Der Aufruf zu Demonstrationen wurde zuerst auf der ausländischen Webseite Boxun.com veröffentlicht. Darin wurden die Menschen aufgefordert, „wir wollen Essen, wir wollen Wohnungen und Gerechtigkeit“ zu skandieren. Die Proteste sollen laut dem Aufruf nun jeden Sonntag stattfinden. Die chinakritische Webseite wurde daraufhin von Hackern angegriffen und lahmgelegt. Der Aufruf zu Demonstrationen verbreitete sich aber dennoch über weitere Onlinedienste und Internetseiten weiter. Am Sonntag lief die Webseite Boxun.com behelfsmäßig wieder und verbreitete Augenzeugenberichte von Internetnutzern aus verschiedenen Städten Chinas. Die Urheber des Aufrufs sind nicht bekannt. Es wird aber vermutet, dass es sich um exilchinesische Gruppen handelt.

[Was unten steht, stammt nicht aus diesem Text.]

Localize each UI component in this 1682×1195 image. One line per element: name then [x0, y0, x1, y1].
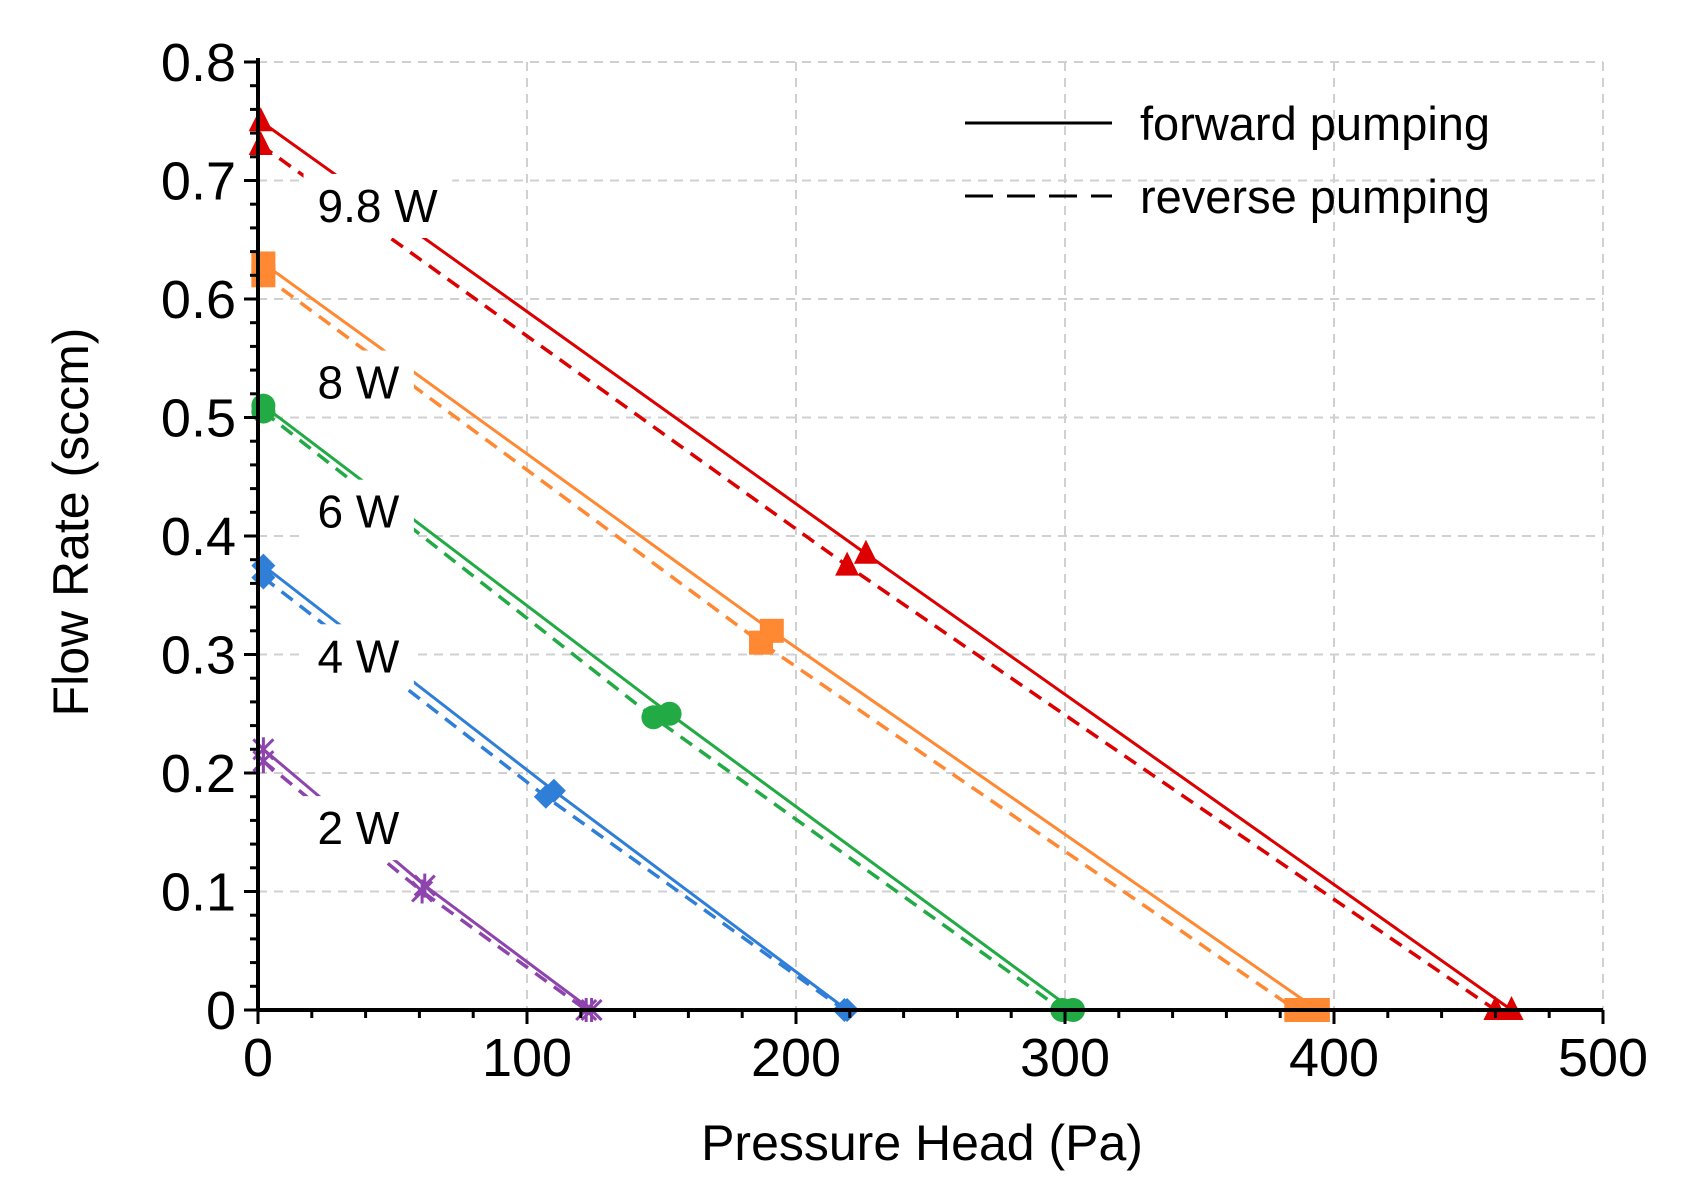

Noch am Samstag hatte Chinas Staats- und Parteichef Hu Jintao eine Rede vor hochrangigen Funktionären der Kommunistischen Partei Chinas (KPCh) gehalten, in der er diese aufforderte, die wichtigsten Probleme zu lösen, die eine Gefahr für die Harmonie und Stabilität der Gesellschaft darstellen. Neben der Verbesserung sozialer Leistungen für die Bevölkerung forderte Hu laut der staatlichen Nachrichtenagentur Xinhua auch, dass das Informationsmanagement des Landes im Internet optimiert werden müsse, um die öffentliche Meinung besser steuern zu können. Nach den Aufständen im arabischen Raum, bei denen Onlinedienste wie Twitter, Facebook oder YouTube eine wichtige Rolle gespielt haben, fürchtet das Regime in Peking offenbar um seine Meinungshoheit im Internet. Und Chinas Führung hat mit gravierenden Problemen zu kämpfen. Vor allem steigende Lebensmittel- und Immobilienpreise sowie Korruptionsfälle innerhalb der KPCh sorgen für Unmut in der Bevölkerung. Immer mehr Chinesen nutzen das Internet als Meinungs- und Informationsplattform, auch wenn die Behörden Internetforen zensieren. Ausländische Onlinedienste werden häufig vollständig blockiert. Doch eine steigende Zahl der 450 Millionen Internetnutzer greift auf sogenannte Proxyserver zurück, um Blockaden und Zensur zu umgehen. Diese werden die Chinesen auch benutzen müssen, wenn sie das traditionelle chinesischen Volkslied von der Jasminblume im Internet suchen wollen. Denn auch das fällt derzeit der Zensur zum Opfer. „Du wunderschöne Jasminblume, keine andere Blume ist so schön wie du. Ich möchte dich pflücken, doch ich habe Angst den Gärtner zu verärgern“, heißt es in dem Lied. Es könnte so ganz unverhofft zum Protestsong avancieren.